Lord Justice of Appeal
- In office 1980–1989

Justice of the High Court
- In office 1966–1980

Personal details
- Born: Patrick McCarthy O'Connor 28 December 1914 British India
- Died: 3 May 2001 (aged 86)
- Children: 4
- Education: Downside School Merton College, Oxford

= Patrick O'Connor (judge) =

Sir Patrick McCarthy O'Connor, PC (28 December 1914 – 3 May 2001) was a British judge, who was a Lord Justice of Appeal between 1980 and 1989. He is best remembered as one of the three judges who rejected the second appeal by the Birmingham Six in 1988.

== Biography ==
Born in India, O'Connor was the son of William Patrick O’Connor, a doctor. His Scottish mother died when he was nine, while his father died when he was 11. He was sent back to England and was educated at Downside School and Merton College, Oxford (honorary fellow, 1987), where he read History. He was called to the Bar by the Inner Temple in 1940 (bencher, 1966). He was the pupil and, later, the tenant of Ronald Armstrong-Jones at 2 Crown Office Row. He had originally intended to join the Diplomatic Service or the Royal Navy, but was turned down by both on medical grounds.

Having started his career specializing in personal injury claims and claims under the Workmen's Compensation Acts, after the war O'Connor acquired a large practice in employer negligence litigation. He was appointed junior counsel to the Post Office and was made a Queen's Counsel in 1960. O'Connor was Recorder of King's Lynn from 1959 to 1961 and of Southend from 1961 to 1966.
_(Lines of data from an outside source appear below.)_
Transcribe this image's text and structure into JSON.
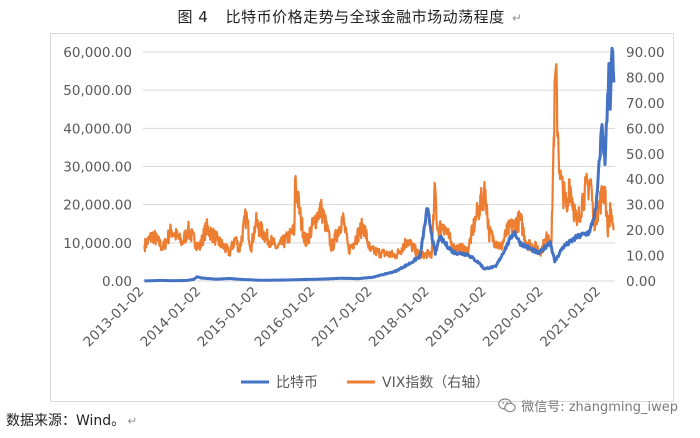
{
  "header": {
    "figure_no": "图 4",
    "title": "比特币价格走势与全球金融市场动荡程度",
    "return_mark": "↵"
  },
  "footer": {
    "source": "数据来源：Wind。",
    "source_mark": "↵",
    "watermark": "微信号: zhangming_iwep"
  },
  "colors": {
    "bitcoin": "#4472C4",
    "vix": "#ED7D31",
    "axis_text": "#595959",
    "grid": "#d9d9d9"
  },
  "chart_data": {
    "type": "line",
    "title": "比特币价格走势与全球金融市场动荡程度",
    "x_ticks": [
      "2013-01-02",
      "2014-01-02",
      "2015-01-02",
      "2016-01-02",
      "2017-01-02",
      "2018-01-02",
      "2019-01-02",
      "2020-01-02",
      "2021-01-02"
    ],
    "y_left": {
      "min": 0,
      "max": 60000,
      "ticks": [
        "0.00",
        "10,000.00",
        "20,000.00",
        "30,000.00",
        "40,000.00",
        "50,000.00",
        "60,000.00"
      ]
    },
    "y_right": {
      "min": 0,
      "max": 90,
      "ticks": [
        "0.00",
        "10.00",
        "20.00",
        "30.00",
        "40.00",
        "50.00",
        "60.00",
        "70.00",
        "80.00",
        "90.00"
      ]
    },
    "legend_position": "bottom",
    "grid": "horizontal",
    "series": [
      {
        "name": "比特币",
        "axis": "left",
        "points": [
          [
            "2013-01-02",
            13
          ],
          [
            "2013-04-10",
            150
          ],
          [
            "2013-07-01",
            90
          ],
          [
            "2013-10-01",
            130
          ],
          [
            "2013-11-15",
            450
          ],
          [
            "2013-12-04",
            1100
          ],
          [
            "2014-01-02",
            800
          ],
          [
            "2014-04-01",
            480
          ],
          [
            "2014-07-01",
            640
          ],
          [
            "2014-10-01",
            380
          ],
          [
            "2015-01-14",
            180
          ],
          [
            "2015-07-01",
            260
          ],
          [
            "2015-11-04",
            400
          ],
          [
            "2016-01-02",
            430
          ],
          [
            "2016-06-18",
            720
          ],
          [
            "2016-10-01",
            610
          ],
          [
            "2017-01-02",
            1000
          ],
          [
            "2017-05-25",
            2500
          ],
          [
            "2017-09-01",
            4700
          ],
          [
            "2017-11-01",
            6500
          ],
          [
            "2017-12-17",
            19000
          ],
          [
            "2018-02-06",
            7000
          ],
          [
            "2018-03-05",
            11500
          ],
          [
            "2018-06-01",
            7500
          ],
          [
            "2018-09-01",
            7000
          ],
          [
            "2018-11-20",
            4500
          ],
          [
            "2018-12-15",
            3200
          ],
          [
            "2019-03-01",
            3800
          ],
          [
            "2019-06-26",
            13000
          ],
          [
            "2019-08-01",
            10000
          ],
          [
            "2019-12-01",
            7200
          ],
          [
            "2020-02-12",
            10300
          ],
          [
            "2020-03-12",
            5000
          ],
          [
            "2020-05-01",
            8800
          ],
          [
            "2020-08-01",
            11500
          ],
          [
            "2020-10-21",
            12800
          ],
          [
            "2020-12-01",
            19000
          ],
          [
            "2021-01-08",
            41000
          ],
          [
            "2021-01-27",
            30500
          ],
          [
            "2021-02-21",
            57000
          ],
          [
            "2021-03-01",
            45000
          ],
          [
            "2021-03-13",
            61000
          ],
          [
            "2021-03-25",
            52000
          ]
        ]
      },
      {
        "name": "VIX指数（右轴）",
        "axis": "right",
        "points": [
          [
            "2013-01-02",
            14
          ],
          [
            "2013-02-25",
            18
          ],
          [
            "2013-05-01",
            13
          ],
          [
            "2013-06-24",
            20
          ],
          [
            "2013-09-01",
            15
          ],
          [
            "2013-10-08",
            20
          ],
          [
            "2013-12-20",
            13
          ],
          [
            "2014-02-03",
            21
          ],
          [
            "2014-04-15",
            16
          ],
          [
            "2014-07-01",
            11
          ],
          [
            "2014-08-08",
            17
          ],
          [
            "2014-09-01",
            12
          ],
          [
            "2014-10-15",
            26
          ],
          [
            "2014-11-15",
            13
          ],
          [
            "2014-12-16",
            23
          ],
          [
            "2015-01-15",
            20
          ],
          [
            "2015-05-01",
            13
          ],
          [
            "2015-07-10",
            17
          ],
          [
            "2015-08-20",
            20
          ],
          [
            "2015-08-24",
            40
          ],
          [
            "2015-09-30",
            24
          ],
          [
            "2015-11-01",
            15
          ],
          [
            "2016-01-20",
            27
          ],
          [
            "2016-02-11",
            28
          ],
          [
            "2016-04-15",
            13
          ],
          [
            "2016-06-24",
            25
          ],
          [
            "2016-08-01",
            12
          ],
          [
            "2016-11-04",
            22
          ],
          [
            "2016-12-15",
            12
          ],
          [
            "2017-03-01",
            11
          ],
          [
            "2017-06-01",
            10
          ],
          [
            "2017-08-11",
            16
          ],
          [
            "2017-11-01",
            9.5
          ],
          [
            "2018-01-15",
            11
          ],
          [
            "2018-02-05",
            37
          ],
          [
            "2018-02-20",
            20
          ],
          [
            "2018-04-01",
            22
          ],
          [
            "2018-06-01",
            13
          ],
          [
            "2018-09-01",
            12
          ],
          [
            "2018-10-25",
            25
          ],
          [
            "2018-12-24",
            36
          ],
          [
            "2019-01-15",
            19
          ],
          [
            "2019-04-01",
            13
          ],
          [
            "2019-05-15",
            20
          ],
          [
            "2019-08-05",
            24
          ],
          [
            "2019-09-15",
            15
          ],
          [
            "2019-12-15",
            12
          ],
          [
            "2020-01-31",
            18
          ],
          [
            "2020-02-20",
            15
          ],
          [
            "2020-02-28",
            40
          ],
          [
            "2020-03-16",
            82
          ],
          [
            "2020-04-15",
            40
          ],
          [
            "2020-06-01",
            28
          ],
          [
            "2020-06-11",
            40
          ],
          [
            "2020-08-01",
            22
          ],
          [
            "2020-09-08",
            33
          ],
          [
            "2020-10-28",
            40
          ],
          [
            "2020-11-15",
            23
          ],
          [
            "2021-01-27",
            37
          ],
          [
            "2021-02-12",
            20
          ],
          [
            "2021-03-04",
            28
          ],
          [
            "2021-03-25",
            20
          ]
        ]
      }
    ]
  }
}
In 1966, O'Connor was appointed a Justice of the High Court and assigned to the Queen's Bench Division, receiving the customary knighthood. In 1967, he sentenced the gangster Charles Richardson to 12 years' imprisonment for conspiracy to pervert the course of justice. He also presided over a string of high-profile libel cases.

In 1980, Richardson was appointed a Lord Justice of Appeal and sworn of the Privy Council. His 1988 dissent in Caparo Industries plc v Dickman was later adopted by the House of Lords. In 1989, he was one of the three judges (sitting with Lord Lane and Lord Justice Stephen Brown) who rejected an appeal by the Birmingham Six, whose convictions were quashed in 1991. He retired in 1989.

A devout Catholic, O'Connor was involved with Catholic charities such as the (British) Thomas More Society and Downside School.

== Family ==
O'Connor married in 1938 Mary Garland Griffin, whom he had met at Oxford. She was the daughter of William Martin Griffin, KC, of Vancouver. They had two sons and two daughters. Lady O'Connor died in 1984.